Wer einen Privatjet oder eine Luxusyacht chartern möchte, braucht dafür längst nicht mehr zwingend ein klassisches Bankkonto. Kryptowährungen wie Bitcoin und Ethereum sowie Stablecoins wie USDT und USDC entwickeln sich zunehmend zu einer Zahlungsalternative im Luxusreisesegment.
Was zunächst wie eine ungewöhnliche Kombination klingt, passt durchaus zur Zielgruppe: Ein Teil der Vermögen jüngerer Unternehmer und Investoren liegt direkt in digitalen Assets. Für sie kann es attraktiver sein, eine hochpreisige Reise unmittelbar mit Kryptowährungen zu bezahlen, statt die entsprechenden Beträge zunächst umzuschichten und anschließend über das internationale Bankensystem zu transferieren.
Privatjet mit Bitcoin bezahlen
Mehrere Charteranbieter haben diese Nachfrage inzwischen aufgegriffen. Je nach Unternehmen lassen sich Privatjets mit Bitcoin, Ethereum oder verschiedenen Stablecoins buchen. Teilweise werden auch Helikopter, Yachten und weitere Concierge-Dienstleistungen über entsprechende Zahlungssysteme angeboten.
Der Vorteil zeigt sich insbesondere bei internationalen Buchungen. Klassische Banküberweisungen können durch Zeitzonen, Wochenenden, Feiertage oder zwischengeschaltete Banken verzögert werden. Blockchain-basierte Zahlungen können dagegen unabhängig von klassischen Banköffnungszeiten abgewickelt werden.
Gerade bei kurzfristig gebuchten Privatflügen kann diese Geschwindigkeit interessant sein.
Auch Luxusyachten werden mit Kryptowährungen gebucht
Die Entwicklung beschränkt sich nicht auf Privatjets. Auch im Yachtcharter entstehen Angebote, bei denen Kunden ihre Buchungen mit digitalen Vermögenswerten begleichen können.
Spezialisierte Dienstleister verbinden dabei Chartervermittlung und Concierge-Service mit einer Zahlungsinfrastruktur für Kryptowährungen. Der Kunde erhält beispielsweise verschiedene Yacht- oder Flugzeugangebote, entscheidet sich für eine Option und wickelt anschließend die Zahlung digital ab.
Im Hintergrund müssen die Anbieter allerdings deutlich mehr leisten, als lediglich eine Wallet-Adresse bereitzustellen.

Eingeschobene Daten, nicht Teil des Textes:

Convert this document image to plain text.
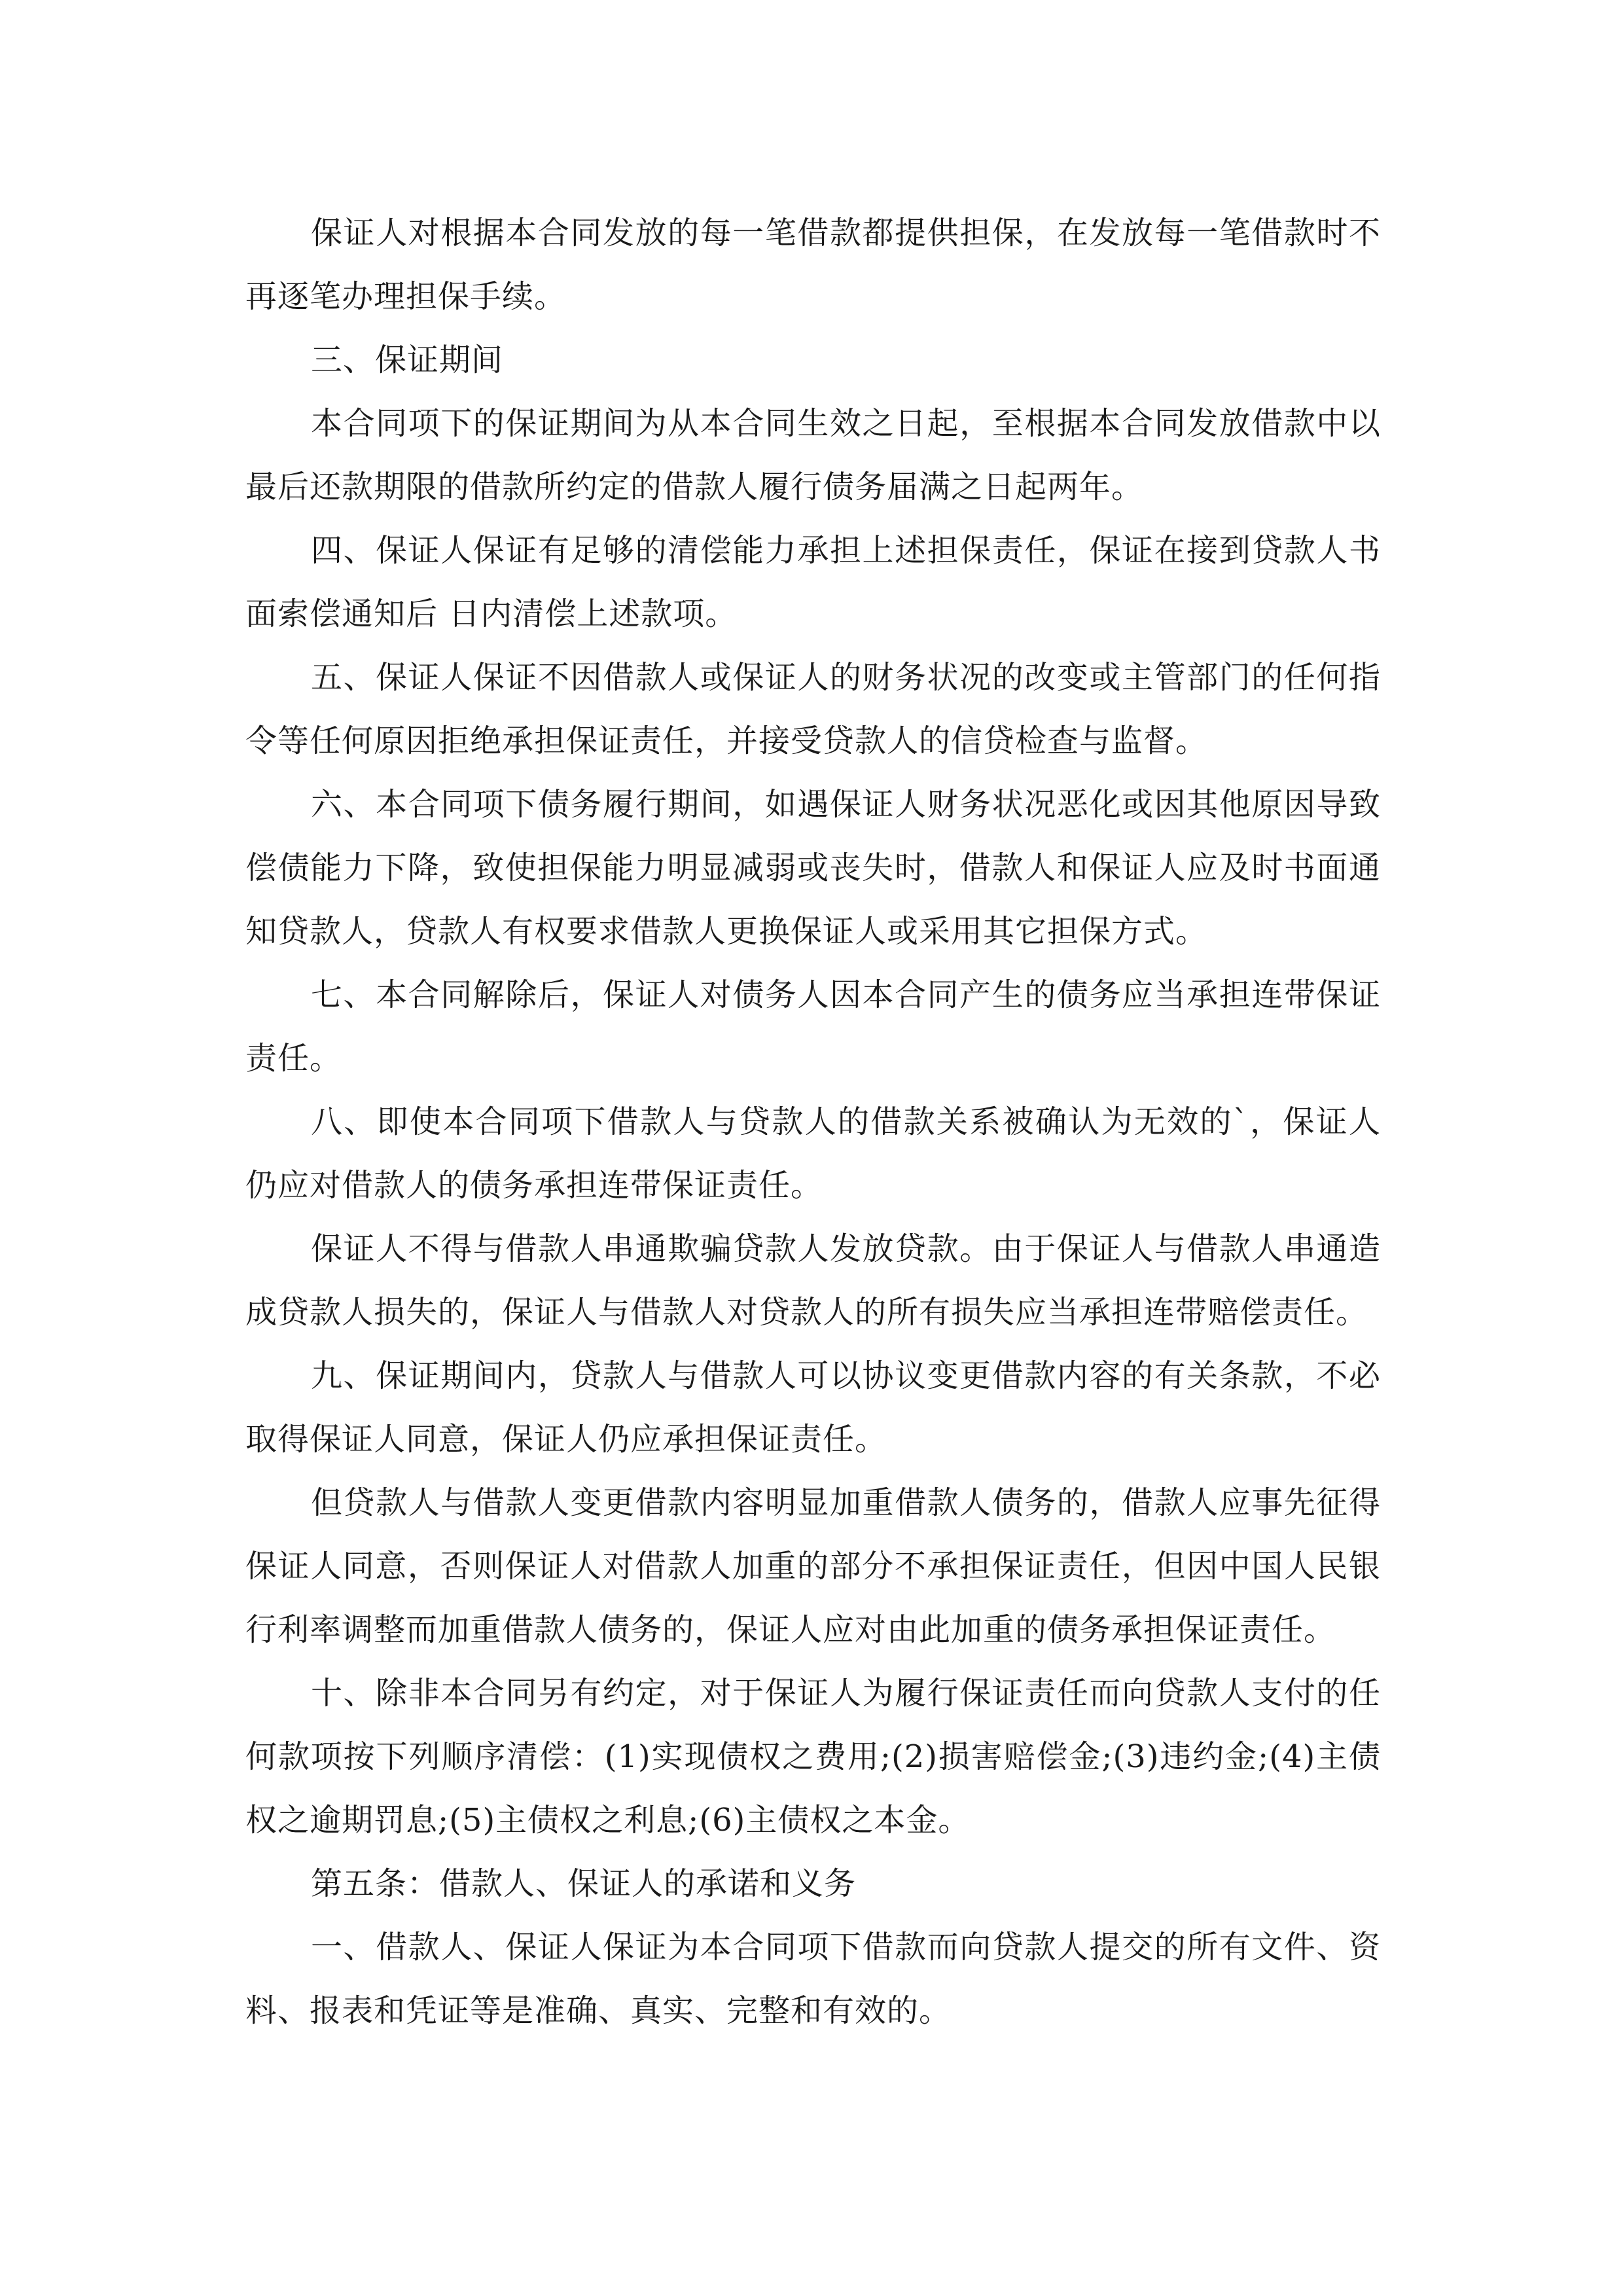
保证人对根据本合同发放的每一笔借款都提供担保，在发放每一笔借款时不再逐笔办理担保手续。

三、保证期间

本合同项下的保证期间为从本合同生效之日起，至根据本合同发放借款中以最后还款期限的借款所约定的借款人履行债务届满之日起两年。

四、保证人保证有足够的清偿能力承担上述担保责任，保证在接到贷款人书面索偿通知后 日内清偿上述款项。

五、保证人保证不因借款人或保证人的财务状况的改变或主管部门的任何指令等任何原因拒绝承担保证责任，并接受贷款人的信贷检查与监督。

六、本合同项下债务履行期间，如遇保证人财务状况恶化或因其他原因导致偿债能力下降，致使担保能力明显减弱或丧失时，借款人和保证人应及时书面通知贷款人，贷款人有权要求借款人更换保证人或采用其它担保方式。

七、本合同解除后，保证人对债务人因本合同产生的债务应当承担连带保证责任。

八、即使本合同项下借款人与贷款人的借款关系被确认为无效的`，保证人仍应对借款人的债务承担连带保证责任。

保证人不得与借款人串通欺骗贷款人发放贷款。由于保证人与借款人串通造成贷款人损失的，保证人与借款人对贷款人的所有损失应当承担连带赔偿责任。

九、保证期间内，贷款人与借款人可以协议变更借款内容的有关条款，不必取得保证人同意，保证人仍应承担保证责任。

但贷款人与借款人变更借款内容明显加重借款人债务的，借款人应事先征得保证人同意，否则保证人对借款人加重的部分不承担保证责任，但因中国人民银行利率调整而加重借款人债务的，保证人应对由此加重的债务承担保证责任。

十、除非本合同另有约定，对于保证人为履行保证责任而向贷款人支付的任何款项按下列顺序清偿：(1)实现债权之费用;(2)损害赔偿金;(3)违约金;(4)主债权之逾期罚息;(5)主债权之利息;(6)主债权之本金。

第五条：借款人、保证人的承诺和义务

一、借款人、保证人保证为本合同项下借款而向贷款人提交的所有文件、资料、报表和凭证等是准确、真实、完整和有效的。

Bei Transaktionen dieser Größenordnung spielen unter anderem Identitätsprüfung, Geldwäscheprävention, sichere Zahlungsabwicklung und die Umwandlung der digitalen Vermögenswerte eine wichtige Rolle.
Stablecoins könnten besonders interessant werden
Neben Bitcoin und Ethereum dürften vor allem sogenannte Stablecoins für den Luxusmarkt interessant sein. Kryptowährungen wie USDT oder USDC sollen ihren Wert möglichst stabil an eine klassische Währung – in diesen Fällen den US-Dollar – koppeln.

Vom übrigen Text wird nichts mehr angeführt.